Après la fin de la guerre, la France négociant secrètement avec les nouveaux nationalistes turcs en insurrection contre les autorités impériales ottomanes,[*13] devient la première grande Puissance à contribuer au bétonnage du négationnisme kémaliste. Par la suite, elle n’a pas hésité à abandonner les réfugiés arméniens qui avaient survécu aux massacres de 1915 aux mains des bandes armées turques de Cilicie (1921).[*14] Le Traité de Lausanne (1923) consacre l'impunité de ce génocide au point qu'au Procès de Nuremberg, il est rapporté ce que Hitler aurait exprimé avant d'attaquer la Pologne en 1939 : "Qui parle encore aujourd'hui de l'extermination des Arméniens ?"[*15]

Au delà des considérations/analyses portant sur les relations historiques entre les Etats, ainsi que sur d’autres registres (religieux – politiques – démographiques – économiques – aides financières européennes), comment expliquer la "peur" des citoyens européens ? Quel rôle joue le passé ? Qu'en est-il aussi de l'Inconscient européen vis-à-vis de son propre héritage historique ?

On peut avancer quelques éléments de thèse pour essayer de comprendre la "peur" des citoyens européens.
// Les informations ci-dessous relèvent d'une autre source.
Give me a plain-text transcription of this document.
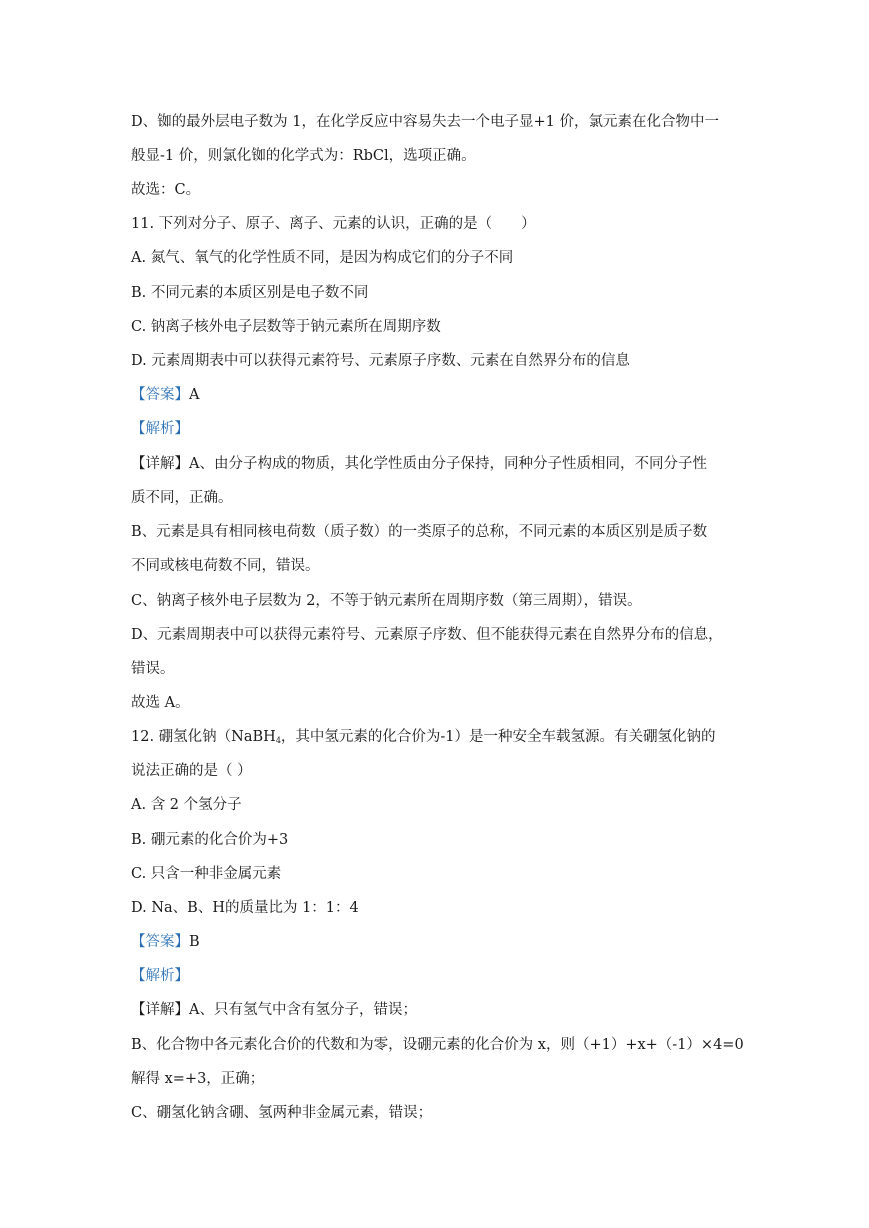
D、铷的最外层电子数为 1，在化学反应中容易失去一个电子显+1 价，氯元素在化合物中一
般显-1 价，则氯化铷的化学式为：RbCl，选项正确。
故选：C。
11. 下列对分子、原子、离子、元素的认识，正确的是（　　）
A. 氮气、氧气的化学性质不同，是因为构成它们的分子不同
B. 不同元素的本质区别是电子数不同
C. 钠离子核外电子层数等于钠元素所在周期序数
D. 元素周期表中可以获得元素符号、元素原子序数、元素在自然界分布的信息
【答案】A
【解析】
【详解】A、由分子构成的物质，其化学性质由分子保持，同种分子性质相同，不同分子性
质不同，正确。
B、元素是具有相同核电荷数（质子数）的一类原子的总称，不同元素的本质区别是质子数
不同或核电荷数不同，错误。
C、钠离子核外电子层数为 2，不等于钠元素所在周期序数（第三周期），错误。
D、元素周期表中可以获得元素符号、元素原子序数、但不能获得元素在自然界分布的信息，
错误。
故选 A。
12. 硼氢化钠（NaBH$_4$，其中氢元素的化合价为-1）是一种安全车载氢源。有关硼氢化钠的
说法正确的是（ ）
A. 含 2 个氢分子
B. 硼元素的化合价为+3
C. 只含一种非金属元素
D. Na、B、H的质量比为 1：1：4
【答案】B
【解析】
【详解】A、只有氢气中含有氢分子，错误；
B、化合物中各元素化合价的代数和为零，设硼元素的化合价为 x，则（+1）+x+（-1）×4=0
解得 x=+3，正确；
C、硼氢化钠含硼、氢两种非金属元素，错误；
Parmi ceux-ci, citons-en trois :

– La turquification

Sachant que la turquification (qui n'était pas une islamisation conservant l'ethnicité des jeunes convertis) a été largement utilisée à l’intérieur de l'Empire ottoman –aux Balkans et en Anatolie, pour ne citer que ces deux régions.[*16] Au nombre de ces jeunes, les plus connus en Europe étaient les Janissaires spécialement formés et conditionnés pour aller combattre au front.[*17]

– Le colonialisme et l'esclavage

Considérant certains aspects européens et français, présents ou passés, on pourra avancer que :
. cette "peur" en France, est catalysée en particulier par les reliquats non encore clarifiés de la Guerre d'Algérie (Harkis, tortures, crimes de guerre)[*18] –et aussi en général par le souvenir du colonialisme et par la Mémoire de l'esclavage rappelés par notre société multiethnique.[*19]
. la Traite négrière transatlantique est spécifiquement à la base historique des différents essors économiques et financiers de l'Europe occidentale. Il y a décalage et discordance avec l'Europe centrale qui n'a pas été impliquée dans ce trafic criminel, qui ne l'a pas côtoyée et qui n'en a pas bénéficié.[*20]

– Le déni actuel du génocide arménien

Etant le déni d’un crime contre l'Humanité, on devrait souligner :
. la dénégation, l'occultation ou la banalisation des faits de déshumanisation, le tout bétonné dans un Négationnisme d'Etat de la part de la Turquie depuis plus de 90 ans,
. les ravages que cause ce déni dans l'Inconscient collectif, aussi bien pour les descendants des victimes que pour ceux des bourreaux,[*21]
. au Moyen Orient, une genèse inconsciente du terrorisme islamiste dont on essaie de comprendre le pourquoi au delà des conflits et des fanatismes,[*22]
. en France, avec un déni banalisé en un « Génocide » entre guillemets consignés par le négationnisme d'Etat en question : une désertion et un laxisme dans notre pays ne pouvant qu'encourager sociologiquement discriminations et délinquances –consciemment ou inconsciemment.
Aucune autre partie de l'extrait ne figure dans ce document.